As life has originated and evolved, the necessary components have always been the proper building blocks and water. Building blocks such as amino acids are needed for both abiotic and biotic reactions. While there are hundreds of different varieties of amino acid configurations in abiotic reactions, biotic reactions have narrowed this down to only 20.
Scientists believe that potential life on other planets might have a similar evolutionary strategy. In addition to the types and configurations of amino acids, scientists can also look at chirality. Chiral molecules are developed into two forms consisting of mirror images of each other. Amino acids form “left-handed” and “right-handed” versions of the same molecule. Prior work examining the differences between abiotic and biotic forms of amino acids has determined that while abiotic, or non-living, sources have an equal amount of both left- and right-handed forms, biotic organisms contain primarily the left-handed form.
Using this knowledge, researchers from the NASA Jet Propulsion Laboratory have devised a new technique to analyze samples for amino acid type and chirality to look for signs of life on other planets. The chemistry-based test is a simple yet more sensitive version of capillary electrophoresis.
Previous analytical techniques used to analyze samples from other planets have mainly been gas chromatography and mass spectrometry. The issue with these techniques for organic molecules is that there is an additional preparational step involved in getting the sample into the gas phase. This additional sample prep and unwanted reactivity makes amino acid detection challenging and much less sensitive.
Lead author Jessica Creamer, a postdoctoral scholar at JPL explains, “Our method improves on previous attempts by increasing the number of amino acids that can be detected in a single run. Additionally, it allows us to detect these amino acids at very low concentrations, even in highly salty samples, with a very simple 'mix and analyze' process."
Capillary electrophoresis allows the samples to be analyzed immediately with no additional preparation as it is performed on samples in the liquid phase. The researchers coupled capillary electrophoresis with laser-induced fluorescence detection to achieve the high sensitivity needed for smaller samples and samples with low levels of potentially organic molecules.
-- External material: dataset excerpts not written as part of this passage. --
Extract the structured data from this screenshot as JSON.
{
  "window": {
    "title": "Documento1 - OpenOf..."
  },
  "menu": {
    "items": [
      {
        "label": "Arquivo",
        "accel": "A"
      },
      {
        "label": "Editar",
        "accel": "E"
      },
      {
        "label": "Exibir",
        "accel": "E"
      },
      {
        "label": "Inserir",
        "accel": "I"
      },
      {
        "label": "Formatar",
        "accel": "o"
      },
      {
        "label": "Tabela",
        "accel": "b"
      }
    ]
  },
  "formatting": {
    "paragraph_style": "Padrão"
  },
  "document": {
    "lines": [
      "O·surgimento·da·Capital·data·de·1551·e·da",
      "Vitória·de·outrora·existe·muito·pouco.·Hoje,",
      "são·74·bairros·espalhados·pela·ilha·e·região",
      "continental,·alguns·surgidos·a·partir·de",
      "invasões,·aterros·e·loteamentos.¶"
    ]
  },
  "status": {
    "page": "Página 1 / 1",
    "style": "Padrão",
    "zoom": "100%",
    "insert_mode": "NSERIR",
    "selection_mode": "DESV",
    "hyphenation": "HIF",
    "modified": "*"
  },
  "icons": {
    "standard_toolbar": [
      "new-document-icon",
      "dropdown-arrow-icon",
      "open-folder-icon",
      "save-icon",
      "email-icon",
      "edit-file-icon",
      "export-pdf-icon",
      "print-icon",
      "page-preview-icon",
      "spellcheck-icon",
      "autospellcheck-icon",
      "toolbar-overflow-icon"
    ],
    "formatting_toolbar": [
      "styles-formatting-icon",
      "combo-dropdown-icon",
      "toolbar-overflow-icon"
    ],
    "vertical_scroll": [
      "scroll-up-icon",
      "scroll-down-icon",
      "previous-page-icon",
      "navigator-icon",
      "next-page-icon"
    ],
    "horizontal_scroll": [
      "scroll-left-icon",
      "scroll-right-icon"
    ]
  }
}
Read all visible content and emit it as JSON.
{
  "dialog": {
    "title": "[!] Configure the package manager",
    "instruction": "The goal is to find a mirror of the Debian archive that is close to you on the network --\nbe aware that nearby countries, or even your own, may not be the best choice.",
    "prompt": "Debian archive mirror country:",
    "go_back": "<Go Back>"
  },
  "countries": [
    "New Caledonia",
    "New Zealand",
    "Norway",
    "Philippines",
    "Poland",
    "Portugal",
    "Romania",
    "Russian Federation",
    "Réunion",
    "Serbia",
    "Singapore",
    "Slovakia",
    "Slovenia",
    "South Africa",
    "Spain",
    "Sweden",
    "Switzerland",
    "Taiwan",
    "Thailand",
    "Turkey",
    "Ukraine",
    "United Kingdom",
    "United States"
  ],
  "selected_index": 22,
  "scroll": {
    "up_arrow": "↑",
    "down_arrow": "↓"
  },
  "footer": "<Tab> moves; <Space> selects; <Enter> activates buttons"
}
The process is easily automated using liquid samples collected from other planet’s oceans, like that on Jupiter’s moon Europa. By combining a liquid sample with a liquid reagent, then shining a laser across the mixture using laser-induced fluorescence detection, researchers can observe specific molecules moving at different speeds. Through chemical analysis, the molecules become separated based on how quickly they respond to electric fields and can then be further analyzed.
“Using our method, we are able to tell the difference between amino acids that come from non-living sources like meteorites versus amino acids that come from living organisms," said the project's principal investigator, Peter Willis of JPL. "One of NASA's highest-level objectives is the search for life in the universe. Our best chance of finding life is by using powerful liquid-based analyses like this one on ocean worlds."